Coleridge







Johann Wolfgang von Goethe
Barfield admired the scientist, playwright, novelist, and poet Johann Wolfgang von Goethe (1789-1832), the titanic figure of German Romanticism, who not only wrote one of the greatest works of world literature (Faust) but made substantial contributions to color theory and to botany, almost as much as his countryman Samuel Taylor Coleridge.

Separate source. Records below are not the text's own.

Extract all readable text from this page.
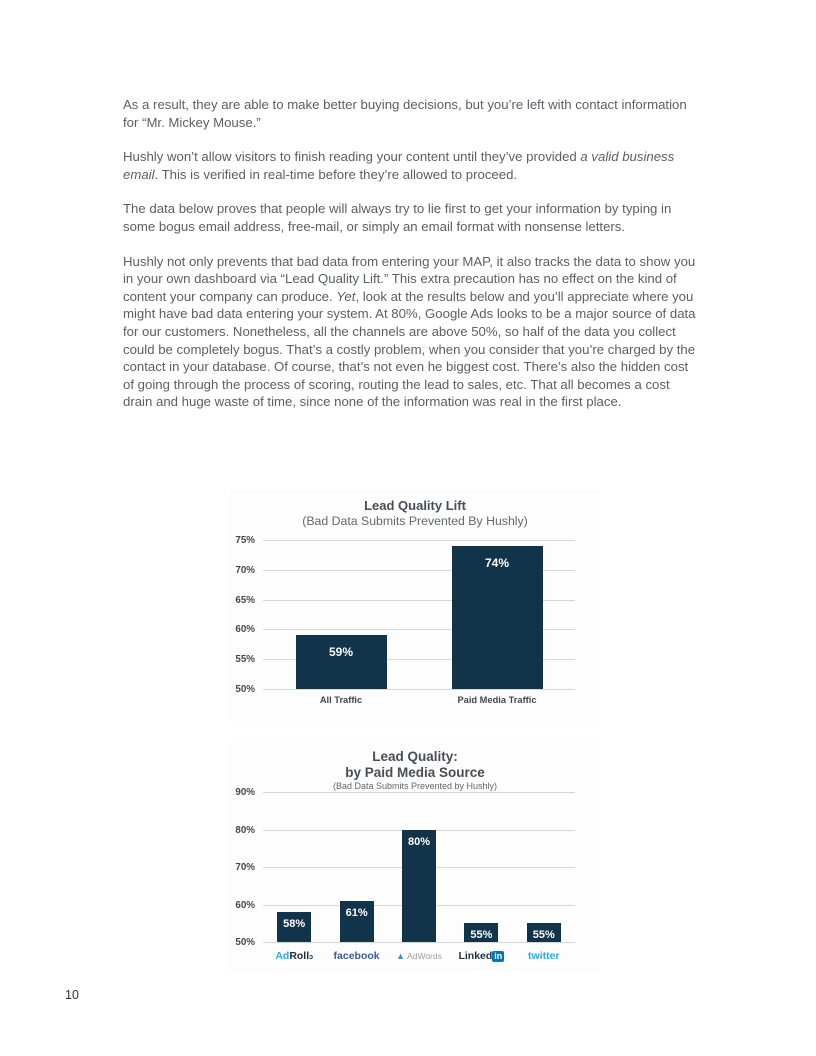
As a result, they are able to make better buying decisions, but you’re left with contact information for “Mr. Mickey Mouse.”

Hushly won’t allow visitors to finish reading your content until they’ve provided a valid business email. This is verified in real-time before they’re allowed to proceed.

The data below proves that people will always try to lie first to get your information by typing in some bogus email address, free-mail, or simply an email format with nonsense letters.

Hushly not only prevents that bad data from entering your MAP, it also tracks the data to show you in your own dashboard via “Lead Quality Lift.” This extra precaution has no effect on the kind of content your company can produce. Yet, look at the results below and you’ll appreciate where you might have bad data entering your system. At 80%, Google Ads looks to be a major source of data for our customers. Nonetheless, all the channels are above 50%, so half of the data you collect could be completely bogus. That’s a costly problem, when you consider that you’re charged by the contact in your database. Of course, that’s not even he biggest cost. There’s also the hidden cost of going through the process of scoring, routing the lead to sales, etc. That all becomes a cost drain and huge waste of time, since none of the information was real in the first place.

Lead Quality Lift
(Bad Data Submits Prevented By Hushly)
75%
70%
65%
60%
55%
50%
59%
All Traffic
74%
Paid Media Traffic
Lead Quality:
by Paid Media Source
(Bad Data Submits Prevented by Hushly)
90%
80%
70%
60%
50%
58%
61%
80%
55%	55%
AdRollɔ	facebook	▲ AdWords	Linked in	twitter
10
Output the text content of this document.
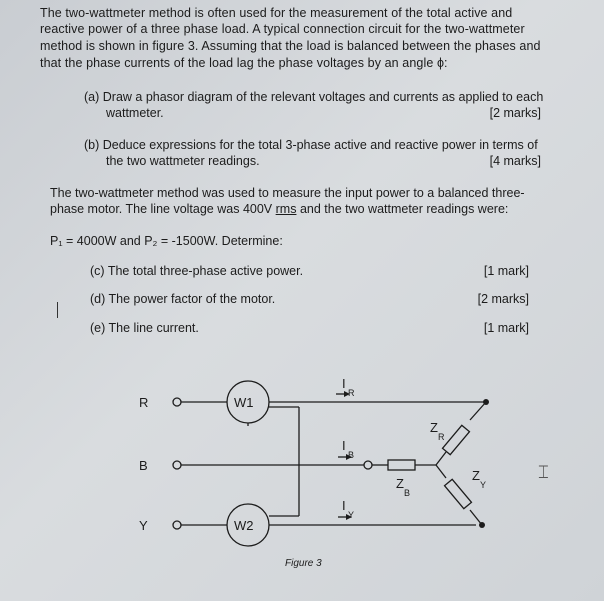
The two-wattmeter method is often used for the measurement of the total active and
reactive power of a three phase load. A typical connection circuit for the two-wattmeter
method is shown in figure 3. Assuming that the load is balanced between the phases and
that the phase currents of the load lag the phase voltages by an angle ϕ:
(a) Draw a phasor diagram of the relevant voltages and currents as applied to each
wattmeter.	[2 marks]
(b) Deduce expressions for the total 3-phase active and reactive power in terms of
the two wattmeter readings.	[4 marks]
The two-wattmeter method was used to measure the input power to a balanced three-
phase motor. The line voltage was 400V rms and the two wattmeter readings were:
P₁ = 4000W and P₂ = -1500W. Determine:
(c) The total three-phase active power.	[1 mark]
(d) The power factor of the motor.	[2 marks]
(e) The line current.	[1 mark]
R
B
Y
W1
W2
I
R
I
B
I
Y
Z
R
Z
B
Z
Y
Figure 3
⌶
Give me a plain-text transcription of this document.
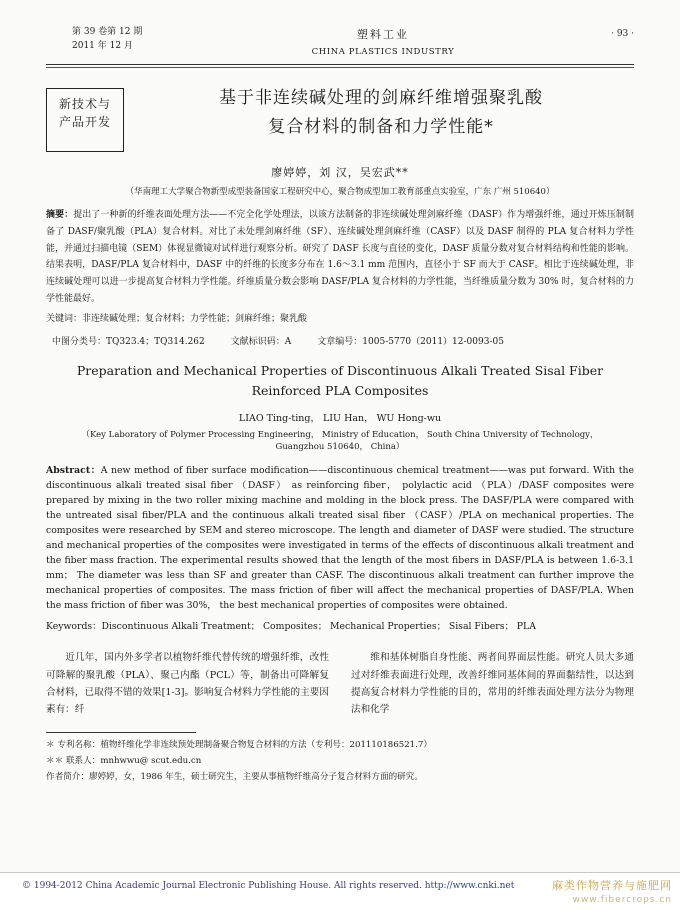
第 39 卷第 12 期
2011 年 12 月
塑料工业
CHINA PLASTICS INDUSTRY
· 93 ·
新技术与
产品开发
基于非连续碱处理的剑麻纤维增强聚乳酸
复合材料的制备和力学性能*
廖婷婷，刘 汉，吴宏武**
（华南理工大学聚合物新型成型装备国家工程研究中心，聚合物成型加工教育部重点实验室，广东 广州 510640）
摘要：提出了一种新的纤维表面处理方法——不完全化学处理法，以该方法制备的非连续碱处理剑麻纤维（DASF）作为增强纤维，通过开炼压制制备了 DASF/聚乳酸（PLA）复合材料。对比了未处理剑麻纤维（SF）、连续碱处理剑麻纤维（CASF）以及 DASF 制得的 PLA 复合材料力学性能，并通过扫描电镜（SEM）体视显微镜对试样进行观察分析。研究了 DASF 长度与直径的变化，DASF 质量分数对复合材料结构和性能的影响。结果表明，DASF/PLA 复合材料中，DASF 中的纤维的长度多分布在 1.6～3.1 mm 范围内，直径小于 SF 而大于 CASF。相比于连续碱处理，非连续碱处理可以进一步提高复合材料力学性能。纤维质量分数会影响 DASF/PLA 复合材料的力学性能，当纤维质量分数为 30% 时，复合材料的力学性能最好。
关键词：非连续碱处理；复合材料；力学性能；剑麻纤维；聚乳酸
中图分类号：TQ323.4；TQ314.262	文献标识码：A	文章编号：1005-5770（2011）12-0093-05
Preparation and Mechanical Properties of Discontinuous Alkali Treated Sisal Fiber
Reinforced PLA Composites
LIAO Ting-ting， LIU Han， WU Hong-wu
（Key Laboratory of Polymer Processing Engineering， Ministry of Education， South China University of Technology，
Guangzhou 510640， China）
Abstract：A new method of fiber surface modification——discontinuous chemical treatment——was put forward. With the discontinuous alkali treated sisal fiber （DASF） as reinforcing fiber， polylactic acid （PLA）/DASF composites were prepared by mixing in the two roller mixing machine and molding in the block press. The DASF/PLA were compared with the untreated sisal fiber/PLA and the continuous alkali treated sisal fiber （CASF）/PLA on mechanical properties. The composites were researched by SEM and stereo microscope. The length and diameter of DASF were studied. The structure and mechanical properties of the composites were investigated in terms of the effects of discontinuous alkali treatment and the fiber mass fraction. The experimental results showed that the length of the most fibers in DASF/PLA is between 1.6-3.1 mm； The diameter was less than SF and greater than CASF. The discontinuous alkali treatment can further improve the mechanical properties of composites. The mass friction of fiber will affect the mechanical properties of DASF/PLA. When the mass friction of fiber was 30%， the best mechanical properties of composites were obtained.
Keywords：Discontinuous Alkali Treatment； Composites； Mechanical Properties； Sisal Fibers； PLA

近几年，国内外多学者以植物纤维代替传统的增强纤维，改性可降解的聚乳酸（PLA）、聚己内酯（PCL）等，制备出可降解复合材料，已取得不错的效果[1-3]。影响复合材料力学性能的主要因素有：纤

维和基体树脂自身性能、两者间界面层性能。研究人员大多通过对纤维表面进行处理，改善纤维同基体间的界面黏结性，以达到提高复合材料力学性能的目的，常用的纤维表面处理方法分为物理法和化学

＊ 专利名称：植物纤维化学非连续预处理制备聚合物复合材料的方法（专利号：201110186521.7）
＊＊ 联系人：mnhwwu@ scut.edu.cn
作者简介：廖婷婷，女，1986 年生，硕士研究生，主要从事植物纤维高分子复合材料方面的研究。
© 1994-2012 China Academic Journal Electronic Publishing House. All rights reserved. http://www.cnki.net	麻类作物营养与施肥网
www.fibercrops.cn
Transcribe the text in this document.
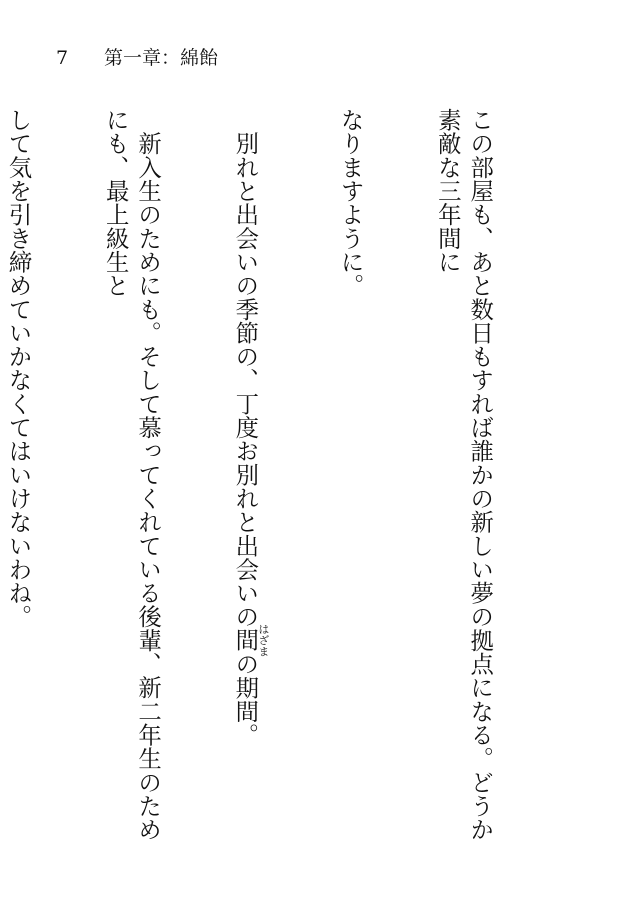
7	第一章：綿飴

この部屋も、あと数日もすれば誰かの新しい夢の拠点になる。どうか素敵な三年間に

なりますように。

　別れと出会いの季節の、丁度お別れと出会いの間はざまの期間。

　新入生のためにも。そして慕ってくれている後輩、新二年生のためにも、最上級生と

して気を引き締めていかなくてはいけないわね。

Goethe's age, Barfield recognized, had great need of him:

 For a student of the evolution of consciousness, it is particularly interesting that a man with the precise make-up of Goethe should have appeared in that precise moment in the history of the West. By the middle of the eighteenth century, when he was born, original participation had virtually faded out, and Goethe himself was a thoroughly modern man. Yet he showed from his earliest childhood and retained all through his life an almost atavistically strong remainder of it. It breathes through his poetry as the peculiar Goethian attitude to Nature, who is felt as a living being, almost as a personality, certainly as a "thou" rather than an "it" or an "I." It is almost as if the Gods had purposely retained this sense in Goethe as a sort of seed-corn out of which the beginnings of final participation could peep, for the first time, on the world of science. Perhaps it was an instinctive understanding of this which made him so determined to keep clear of Beta-Thinking.
Barfield is especially indebted to Goethe for his understanding of systematic imagination.
A systematic approach towards final participation may . . . be expected to be an attempt to use imagination systematically. This was the foundation of Goethe's scientific work. In his book on the Metamorphosis of Plants and the associated writings descriptive of his method, as well as in the rest of his scientific work, there is the germ of a systematic investigation of phenomena by way of participation. For his Urpflanze and Urphanomen are nothing more or less than potential phenomena perceived and studied as such. They are processes grasped directly and not, as hitherto since the scientific revolution, hypotheses inferred from actual phenomena. (SA 137-38)
Though well aware of the "common objection that Goethe's method ought not to be called 'scientific,' because it was not purely empirical," Barfield recognizes the charge to be the result of the very mindset Goethe sought to overturn:
we have seen that the major part of any perceived phenomenon consists of our own "figuration." Therefore, as imagination reaches the point of enhancing figuration itself, hitherto unperceived parts of the whole field of the phenomenon necessarily become perceptible. Moreover, this conscious participation enhances perception not only of present phenomena but also of the memory-images derived from them. All this Goethe could not prevail on his contemporaries to admit. idolatry was too all powerful and there were then no premonitory signs, as there are today, of its collapse. (SA 138)
See in particular "Goethe and the Twentieth Century" (RCA 164-183), Saving the Appearances, Chaps. XX.
1"I have managed things cleverly, my boy: I have never thought about thinking."